In Australia, where my two dogs live, the details of the laws governing pets differ from place to place. In our district, we were required to microchip them and pay for registration at the council offices. Registration for a desexed dog costs about 40 Australian dollars (¥3,500). If you do not desex your dog, you must pay four times that amount.

The people at the Ehime Prefecture Animal Protection Center do their utmost to train humans in how to look after a pet. They ask prospective owners if everyone in the household is in favor of having it; if they will look after it until it dies; if they will provide the proper environment for it; if they are planning to move; if they understand the necessity of having it desexed; if they can provide for it; if they have considered their neighbors; and if they will abide by the laws governing pet ownership. Only when they are satisfied will they hand over a dog or cat.

The killing of animals in any way is not consistent with the ideals of a humane society, and the author of “The Day We Say Goodbye to Our Dogs,” as well as the workers at the center, believe this.

But the responsibility for ameliorating this situation lies entirely with the Japanese people, who are, it must be said, making progress in the struggle against cruel treatment of pets and toward accountability for their welfare.

The aim of the center is “to move from a society that saves the lives of abandoned pets to one in which fewer and fewer pets are abandoned.”
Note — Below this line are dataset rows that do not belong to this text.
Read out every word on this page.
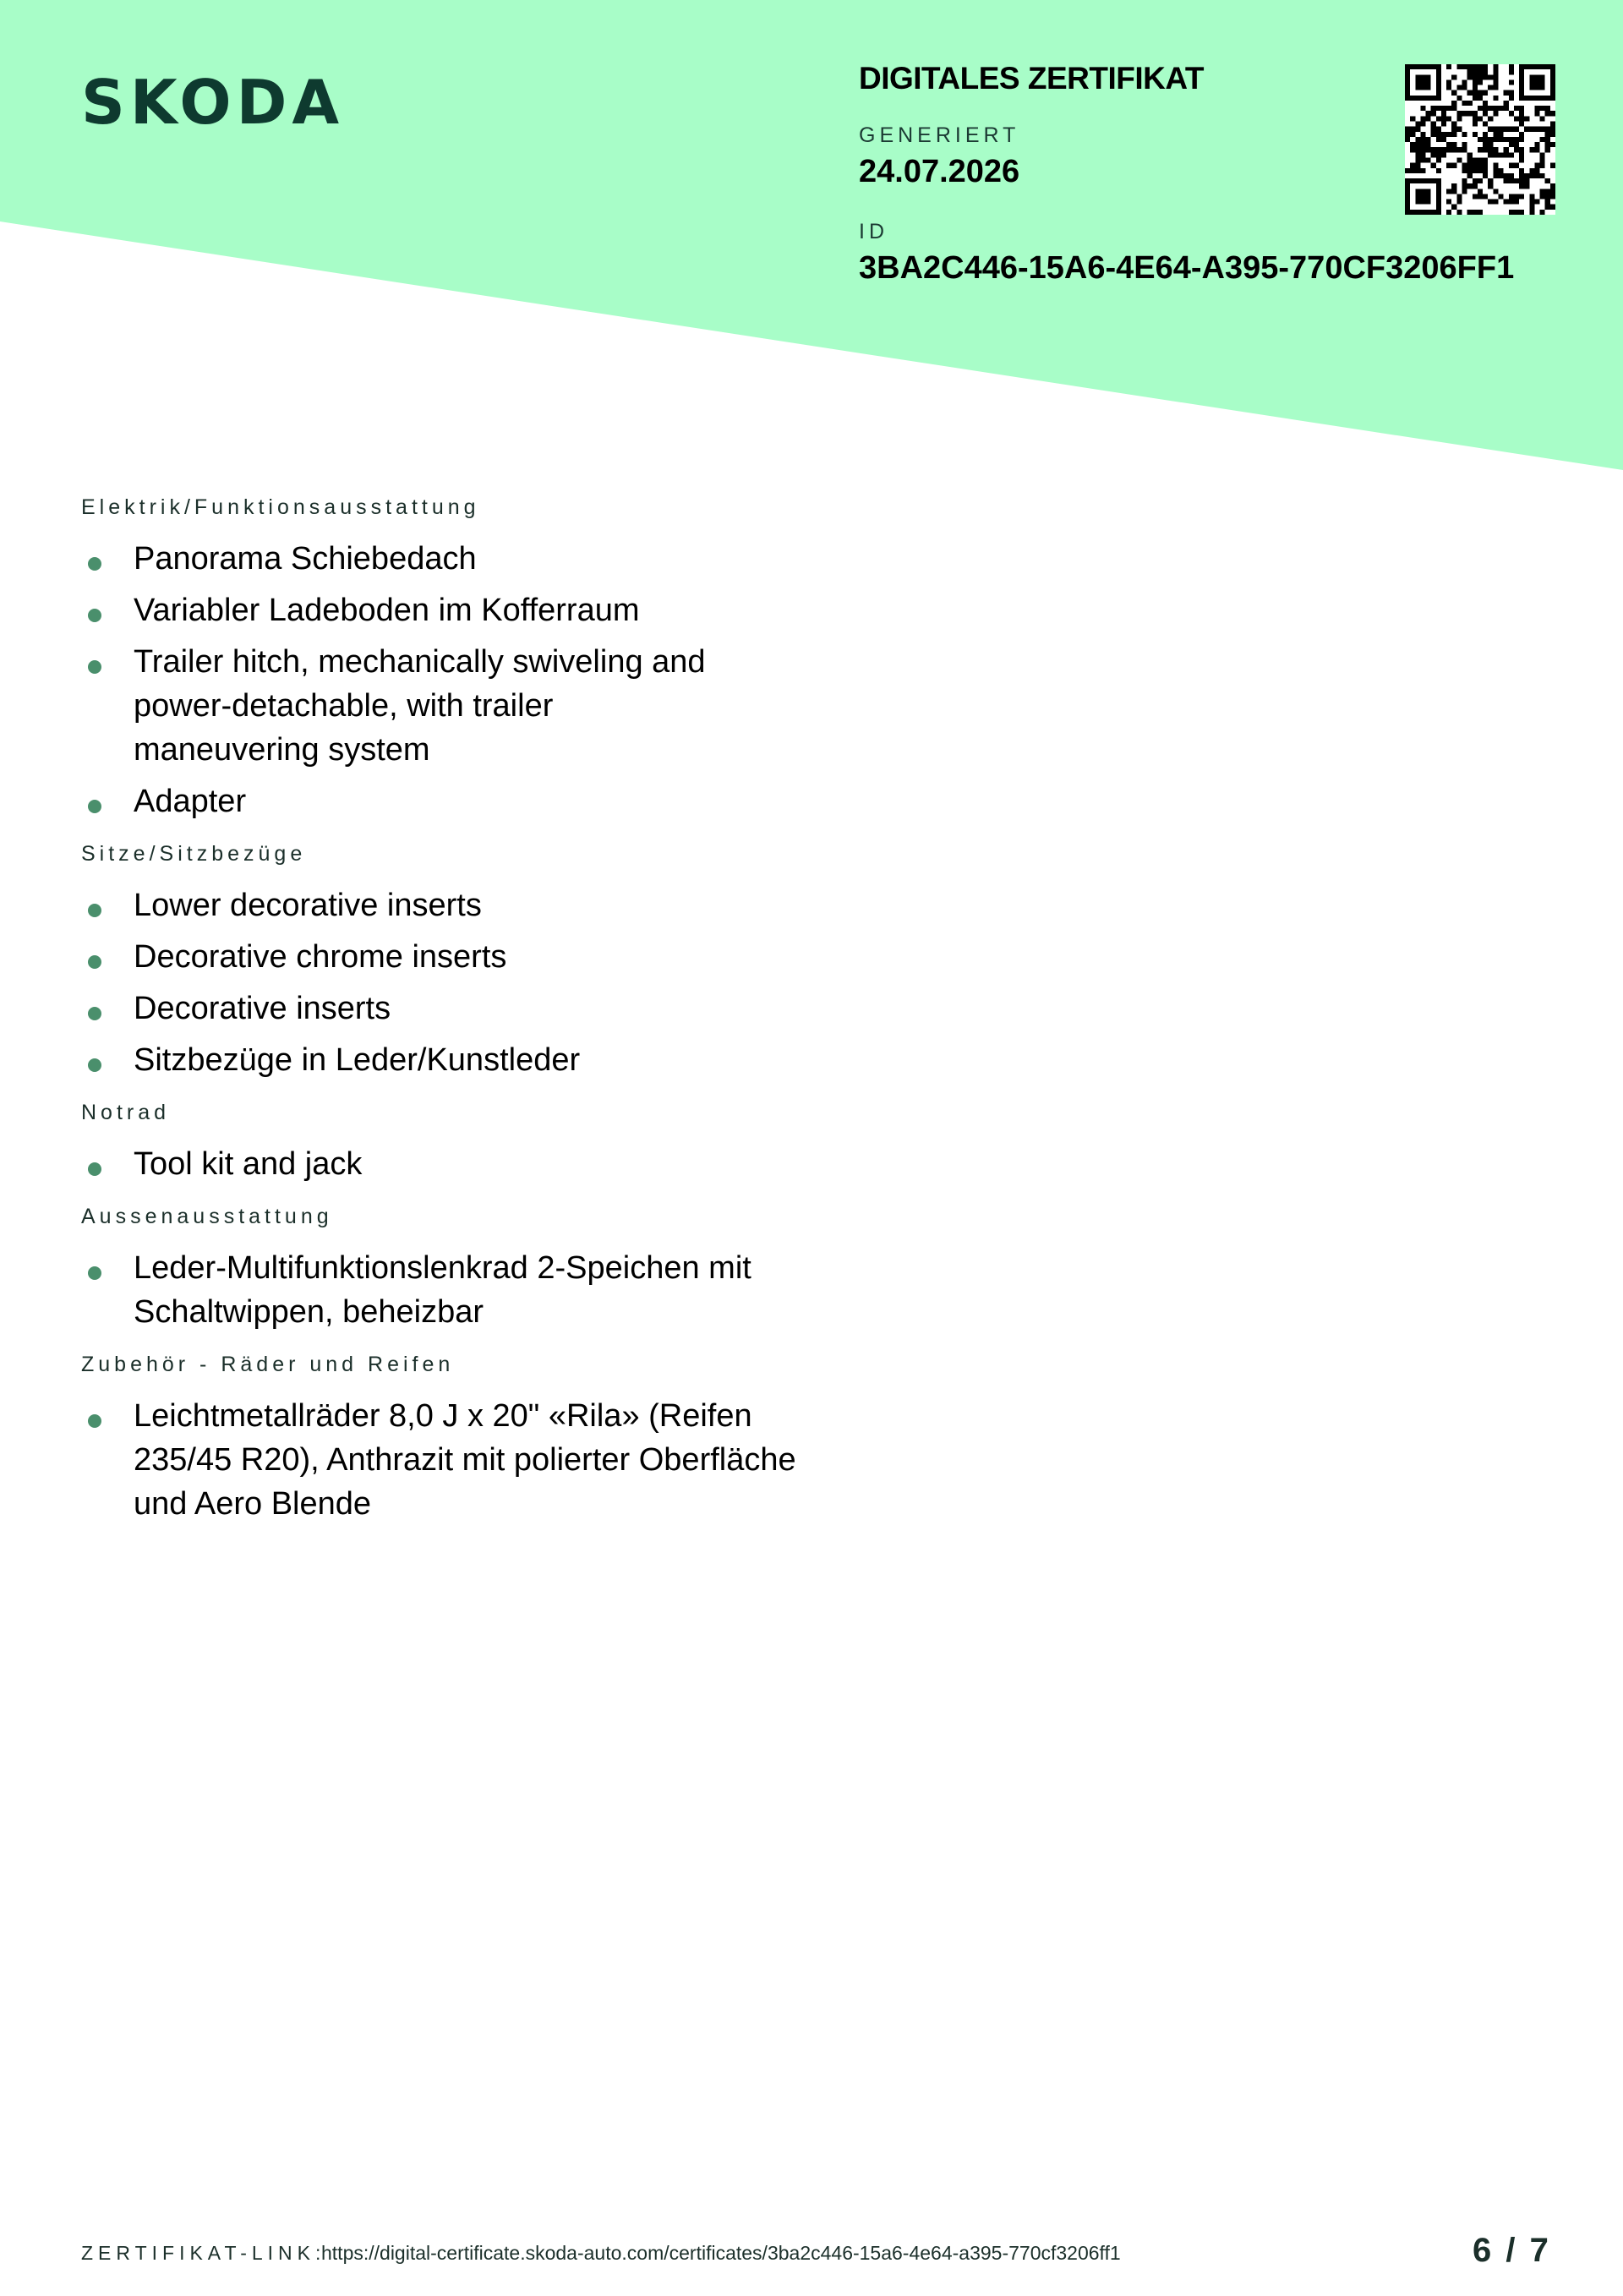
SKODA	DIGITALES ZERTIFIKAT
GENERIERT
24.07.2026
ID
3BA2C446-15A6-4E64-A395-770CF3206FF1
Elektrik/Funktionsausstattung
Panorama Schiebedach
Variabler Ladeboden im Kofferraum
Trailer hitch, mechanically swiveling and power-detachable, with trailer maneuvering system
Adapter
Sitze/Sitzbezüge
Lower decorative inserts
Decorative chrome inserts
Decorative inserts
Sitzbezüge in Leder/Kunstleder
Notrad
Tool kit and jack
Aussenausstattung
Leder-Multifunktionslenkrad 2-Speichen mit Schaltwippen, beheizbar
Zubehör - Räder und Reifen
Leichtmetallräder 8,0 J x 20" «Rila» (Reifen 235/45 R20), Anthrazit mit polierter Oberfläche und Aero Blende
ZERTIFIKAT-LINK:
https://digital-certificate.skoda-auto.com/certificates/3ba2c446-15a6-4e64-a395-770cf3206ff1	6 / 7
Toward this end, the center holds obedience classes and encourages children to come to it to socialize with the animals and learn about their needs.”It’s not the animal protection center that kills animals,” writes Imanishi, “it’s human society that does it. We’ve begun to realize that, and must ask ourselves how we will shoulder the responsibility of our guilt.

“It’s a given that a society in which animals are happy is one in which humans are happy.”

It’s fine to wrap your pets in designer clothes. But real love for them is expressed in how all pets are treated in your country, not only by you but by everyone.